The Pleasure Principle

Even when Paris is bad, it’s never that bad. I noticed that even on my lowest days—when I feel like staying here has been a big mistake, that my life is one big joke and a series of unfortunate events—something keeps me going. Something unique to Paris. 

For a long time, it was difficult for me to articulate what that ‘Paris factor’ was. It isn’t necessarily satisfaction or joy—both feel too simple and overdone—it was deeper. It influences my feeling of satisfaction and heightens my joy—it’s pleasure. 
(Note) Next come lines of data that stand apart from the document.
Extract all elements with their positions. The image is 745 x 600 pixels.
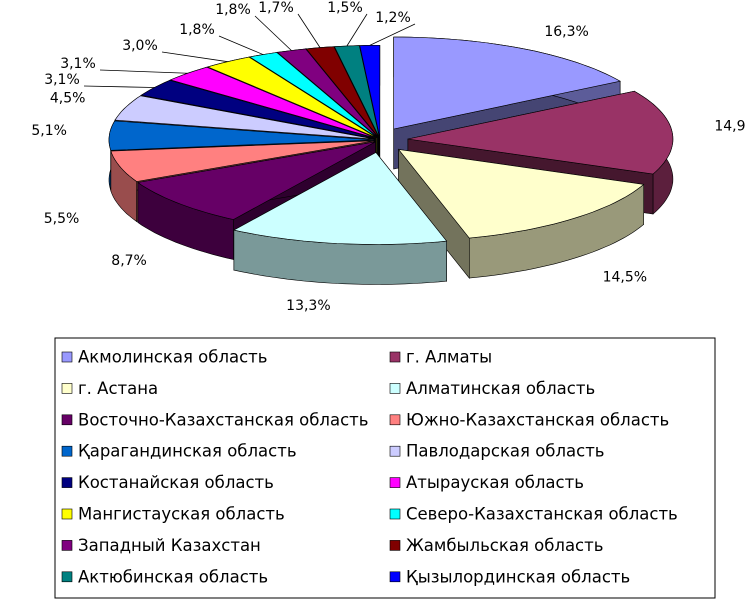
data-label: 1,8%	[215, 2, 251, 18]
data-label: 3,1%	[44, 72, 80, 88]
legend-label: Мангистауская область	[78, 505, 285, 524]
legend-swatch	[61, 477, 73, 488]
legend-box	[54, 337, 716, 599]
legend-label: Алматинская область	[406, 379, 595, 398]
slice	[108, 120, 375, 151]
data-label: 4,5%	[50, 91, 86, 107]
legend-label: Костанайская область	[78, 473, 274, 492]
data-label: 1,8%	[179, 22, 215, 38]
slice	[248, 52, 378, 138]
slice	[114, 95, 375, 140]
legend-swatch	[61, 508, 73, 520]
data-label: 1,2%	[375, 10, 411, 26]
slice	[393, 36, 621, 130]
leader-line	[346, 13, 368, 47]
slice	[233, 152, 448, 245]
leader-line	[254, 15, 292, 51]
legend-swatch	[61, 571, 73, 583]
legend-swatch	[389, 508, 401, 520]
legend-label: Южно-Казахстанская область	[406, 410, 669, 429]
legend-label: Атырауская область	[406, 473, 584, 492]
legend-swatch	[61, 383, 73, 394]
legend-swatch	[389, 540, 401, 551]
legend-label: Қарагандинская область	[78, 442, 297, 461]
legend-label: Қызылординская область	[406, 567, 630, 586]
slice	[137, 141, 376, 220]
legend-label: Северо-Казахстанская область	[406, 505, 678, 524]
slice	[397, 148, 645, 239]
data-label: 5,5%	[44, 211, 80, 227]
data-label: 3,1%	[60, 56, 96, 72]
leader-line	[161, 51, 228, 63]
leader-line	[297, 13, 321, 48]
leader-line	[369, 23, 416, 46]
legend-label: г. Алматы	[406, 348, 492, 367]
data-label: 8,7%	[111, 253, 147, 269]
legend-swatch	[61, 445, 73, 457]
legend-swatch	[61, 351, 73, 363]
legend-swatch	[61, 540, 73, 551]
slice	[110, 140, 375, 182]
legend-swatch	[389, 445, 401, 457]
slice	[407, 90, 674, 175]
slice	[206, 56, 377, 139]
legend-swatch	[389, 351, 401, 363]
data-label: 13,3%	[286, 298, 330, 314]
data-label: 1,7%	[258, 0, 294, 16]
legend-label: Жамбыльская область	[406, 536, 603, 555]
legend-label: г. Астана	[78, 379, 158, 398]
data-label: 1,5%	[327, 0, 363, 16]
slice	[169, 66, 376, 139]
legend-swatch	[389, 477, 401, 488]
data-label: 14,9%	[714, 119, 745, 135]
pie	[108, 36, 674, 285]
leader-line	[218, 35, 264, 55]
legend-swatch	[61, 414, 73, 426]
slice	[359, 45, 381, 138]
data-label: 3,0%	[122, 38, 158, 54]
legend: Акмолинская область г. Алматы г. Астана Алм…	[61, 348, 678, 586]
legend-swatch	[389, 571, 401, 583]
legend-swatch	[389, 414, 401, 426]
data-label: 5,1%	[31, 123, 67, 139]
legend-swatch	[389, 383, 401, 394]
leader-line	[99, 69, 188, 74]
leader-line	[83, 85, 155, 88]
legend-label: Павлодарская область	[406, 442, 605, 461]
legend-label: Восточно-Казахстанская область	[78, 410, 369, 429]
legend-label: Акмолинская область	[78, 348, 268, 367]
legend-label: Актюбинская область	[78, 567, 268, 586]
legend-label: Западный Казахстан	[78, 536, 261, 555]
labels: 16,3% 14,9% 14,5% 13,3% 8,7% 5,5% 5,1% 4,5% 3,1%…	[31, 0, 745, 314]
data-label: 14,5%	[603, 269, 647, 285]
data-label: 16,3%	[544, 24, 588, 40]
Pleasure is an art form and way of life that the French have perfected and I have wholeheartedly adopted. I find that the French, the Parisians, seek out and expect life’s simple pleasures in everything that they do. Whether it’s a meal, wine, clothes, or a lover it should donner envie meaning it should give one desire to partake in whatever activity, or thing, that is placed in front of them. 

Initially, accepting and expecting pleasure as my human right was difficult because I was sure that sitting at a café for hours nursing one cup of coffee wouldn’t make me feel good. I needed to be busy, active, completing or removing long overdue items from my to-do list. 
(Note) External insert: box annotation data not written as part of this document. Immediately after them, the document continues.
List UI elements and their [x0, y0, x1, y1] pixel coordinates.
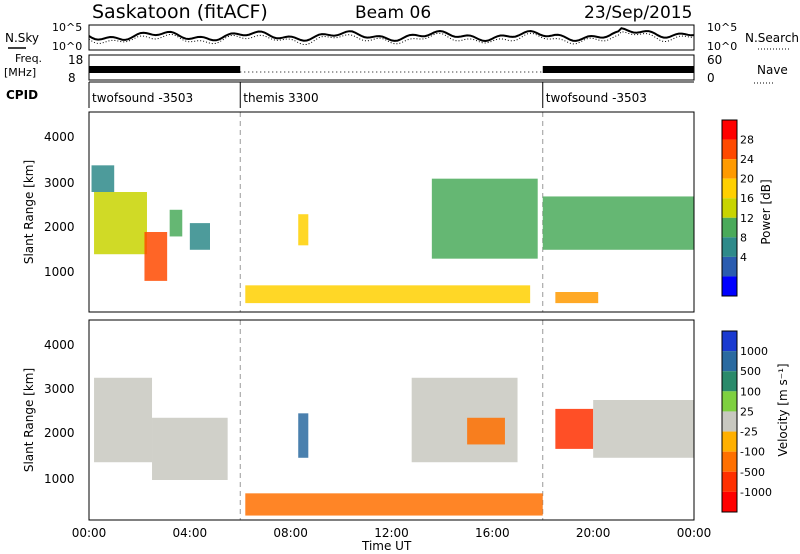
x-tick-label: 00:00 [72, 526, 107, 540]
x-axis-label: Time UT [361, 539, 412, 553]
power-cbar-swatch [722, 237, 737, 257]
velocity-region [593, 400, 694, 458]
velocity-cbar-label: Velocity [m s⁻¹] [776, 363, 790, 456]
freq-right-tick-top: 60 [707, 53, 722, 67]
noise-left-tick-bottom: 10^0 [52, 40, 82, 53]
power-ytick-2000: 2000 [44, 220, 75, 234]
velocity-cbar-frame [721, 330, 738, 513]
power-cbar-tick: 12 [740, 212, 754, 225]
velocity-ytick-3000: 3000 [44, 382, 75, 396]
power-cbar-swatch [722, 198, 737, 218]
power-cbar-swatch [722, 159, 737, 179]
power-cbar-tick: 16 [740, 192, 754, 205]
power-region [245, 285, 531, 304]
velocity-panel-frame [88, 319, 695, 521]
power-cbar-tick: 20 [740, 173, 754, 186]
power-region [555, 292, 599, 304]
power-cbar-swatch [722, 256, 737, 277]
power-region [144, 232, 168, 281]
power-cbar-swatch [722, 120, 737, 140]
x-tick-label: 12:00 [374, 526, 409, 540]
velocity-cbar-swatch [722, 471, 737, 492]
freq-block-end [542, 66, 694, 73]
power-cbar-tick: 28 [740, 134, 754, 147]
freq-left-tick-bottom: 8 [68, 71, 76, 85]
power-ytick-4000: 4000 [44, 130, 75, 144]
velocity-cbar-tick: -500 [740, 466, 765, 479]
noise-left-tick-top: 10^5 [52, 21, 82, 34]
freq-right-tick-bottom: 0 [707, 71, 715, 85]
power-region [169, 209, 183, 237]
velocity-region [94, 377, 153, 463]
power-cbar-swatch [722, 178, 737, 199]
velocity-cbar-swatch [722, 451, 737, 472]
freq-label-line2: [MHz] [4, 66, 36, 79]
power-region [189, 223, 210, 250]
velocity-cbar-swatch [722, 351, 737, 372]
power-cbar-label: Power [dB] [759, 179, 773, 244]
power-cbar-swatch [722, 276, 737, 296]
cpid-segment-label: twofsound -3503 [546, 91, 647, 105]
velocity-region [467, 417, 505, 445]
freq-label-line1: Freq. [15, 52, 42, 65]
noise-sky-trace [88, 27, 695, 43]
cpid-segment-label: twofsound -3503 [92, 91, 193, 105]
power-region [431, 178, 538, 259]
velocity-region [245, 493, 543, 516]
velocity-ytick-1000: 1000 [44, 472, 75, 486]
date-title: 23/Sep/2015 [584, 3, 692, 23]
velocity-cbar-swatch [722, 391, 737, 412]
nave-label: Nave [757, 63, 788, 77]
power-cbar-tick: 8 [740, 231, 747, 244]
power-region [94, 192, 147, 255]
velocity-cbar-swatch [722, 371, 737, 392]
station-title: Saskatoon (fitACF) [92, 1, 268, 23]
velocity-cbar-swatch [722, 411, 737, 432]
noise-right-tick-bottom: 10^0 [707, 40, 737, 53]
x-tick-label: 08:00 [273, 526, 308, 540]
noise-right-tick-top: 10^5 [707, 21, 737, 34]
velocity-ytick-4000: 4000 [44, 338, 75, 352]
power-region [542, 196, 694, 250]
velocity-ytick-2000: 2000 [44, 426, 75, 440]
velocity-cbar-tick: 25 [740, 405, 754, 418]
power-cbar-tick: 4 [740, 251, 747, 264]
velocity-region [152, 417, 228, 480]
power-ytick-1000: 1000 [44, 265, 75, 279]
power-ylabel: Slant Range [km] [22, 160, 36, 264]
cpid-label: CPID [6, 88, 38, 102]
noise-search-trace [88, 31, 694, 46]
x-tick-label: 20:00 [576, 526, 611, 540]
velocity-cbar-tick: -100 [740, 446, 765, 459]
velocity-cbar-tick: -1000 [740, 486, 772, 499]
noise-search-label: N.Search [745, 31, 799, 45]
power-cbar-tick: 24 [740, 153, 754, 166]
beam-title: Beam 06 [355, 3, 431, 23]
velocity-cbar-tick: -25 [740, 426, 758, 439]
x-tick-label: 16:00 [475, 526, 510, 540]
x-tick-label: 04:00 [173, 526, 208, 540]
velocity-region [555, 408, 594, 449]
noise-sky-label: N.Sky [5, 31, 39, 45]
velocity-cbar-tick: 500 [740, 365, 761, 378]
velocity-cbar-tick: 100 [740, 385, 761, 398]
velocity-cbar-tick: 1000 [740, 345, 768, 358]
velocity-cbar-swatch [722, 331, 737, 352]
velocity-region [298, 413, 309, 458]
power-panel-frame [88, 111, 695, 313]
velocity-cbar-swatch [722, 491, 737, 512]
velocity-ylabel: Slant Range [km] [22, 368, 36, 472]
cpid-segment-label: themis 3300 [243, 91, 318, 105]
velocity-cbar-swatch [722, 431, 737, 452]
power-region [91, 165, 115, 192]
x-tick-label: 00:00 [677, 526, 712, 540]
power-cbar-frame [721, 119, 738, 297]
freq-block-start [89, 66, 241, 73]
freq-left-tick-top: 18 [68, 53, 83, 67]
power-cbar-swatch [722, 139, 737, 160]
power-region [298, 214, 309, 246]
power-ytick-3000: 3000 [44, 176, 75, 190]
power-cbar-swatch [722, 217, 737, 238]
That didn’t last very long. 

Now, I’m a proud pleasure hedonist. I enjoy my alone time. I indulge in food that sends tingles down my spine and makes my taste buds dance. I only give potential lovers a fraction of attention if I know that whatever they’re offering comes with care and attention. I am embracing my body and curves in ways that I never have before. 

I’ve learned that pleasure doesn’t have to have a sexual connotation. Pleasure is being grateful for life and enjoying it! Pleasure is taking care of yourself—mind, body, soul...and stomach.

The Pleasure Principle

Scallop Macaroni and Cheese

This recipe is for more than one person, I made a lot and had leftovers for a week. I can’t even imagine trying to make  just 1 serving size.

Ingredients

  • 250 grams of scallops 

  • 500 grams  of elbow macaroni pasta

  • 1 cup of butter

  • 1/2 cup all-purpose flour

  • 1 teaspoon kosher salt

  • 1/2 teaspoon freshly cracked black pepper

  • ½ teaspoon of nutmeg

  • ½ teaspoon of paprika

  • ½ teaspoon of garlic powder

  • 1 ½ cups whole milk 

  • 1 cup of shredded gruyere 

  • 1 cup of shredded comte 

  • 1 cup of shredded emmental 

  • 1 cup of bread crumbs

Preparation

  • Cook macaroni to al dente and put it to the side

  • Heat ¼ cup of butter in a saucepan, when hot add the scallops

  • Cook the scallops two minutes on each side then put to the side, they will finish cooking in the oven

To make the roux

  • Melt ½ cup of butter in a saucepan

  • Whisk in the flour 

  • Whisk in the salt, pepper, nutmeg, paprika and garlic powder

  • Continue stirring for 3-4 minutes until the roux becomes a bit darker in color

  • Slowly stir in the milk until mixture is thick and creamy, this will take a few more minutes of stirring

  • Once thick and creamy, add cheeses

  • Allow the cheese to melt and turn off the heat, voila you have your cheese sauce

To assemble the macaroni and cheese 

  • Pour cheese sauce over macaroni, you want the cheese sauce to cover all of the macaroni 

  • Roughly chop the scallops and add to the cheese sauce and macaroni 

  • Transfer to a baking dish

  • Mix butter and bread crumbs and sprinkle across the top of the scallop macaroni and cheese mixture

  • Bake at 350 degrees for 20 minutes

  • Garnish with fresh herbs of your choice 

Champagne lavender cocktail

Recipe adapted from Martha Stewart

Ingredients 

  • 1/2 cup sugar

  • 1 tablespoon dried lavender

  • 4 bottles (750 mL) dry Champagne, chilled

  • Fresh lavender sprigs, for garnish

Preparation 

  • Bring sugar and 1/2 cup water to a boil in a saucepan, stirring to dissolve sugar. 

  • Stir in dried lavender

  • Remove from heat and let cool completely

  • Strain out lavender

  • Refrigerate syrup until ready to serve (you can keep it in the refrigerator or up to one month)

  • When ready to serve, pour about 6 ounces Champagne and 1 1/2 teaspoons syrup into each flute.

  • Garnish each with a lavender sprig.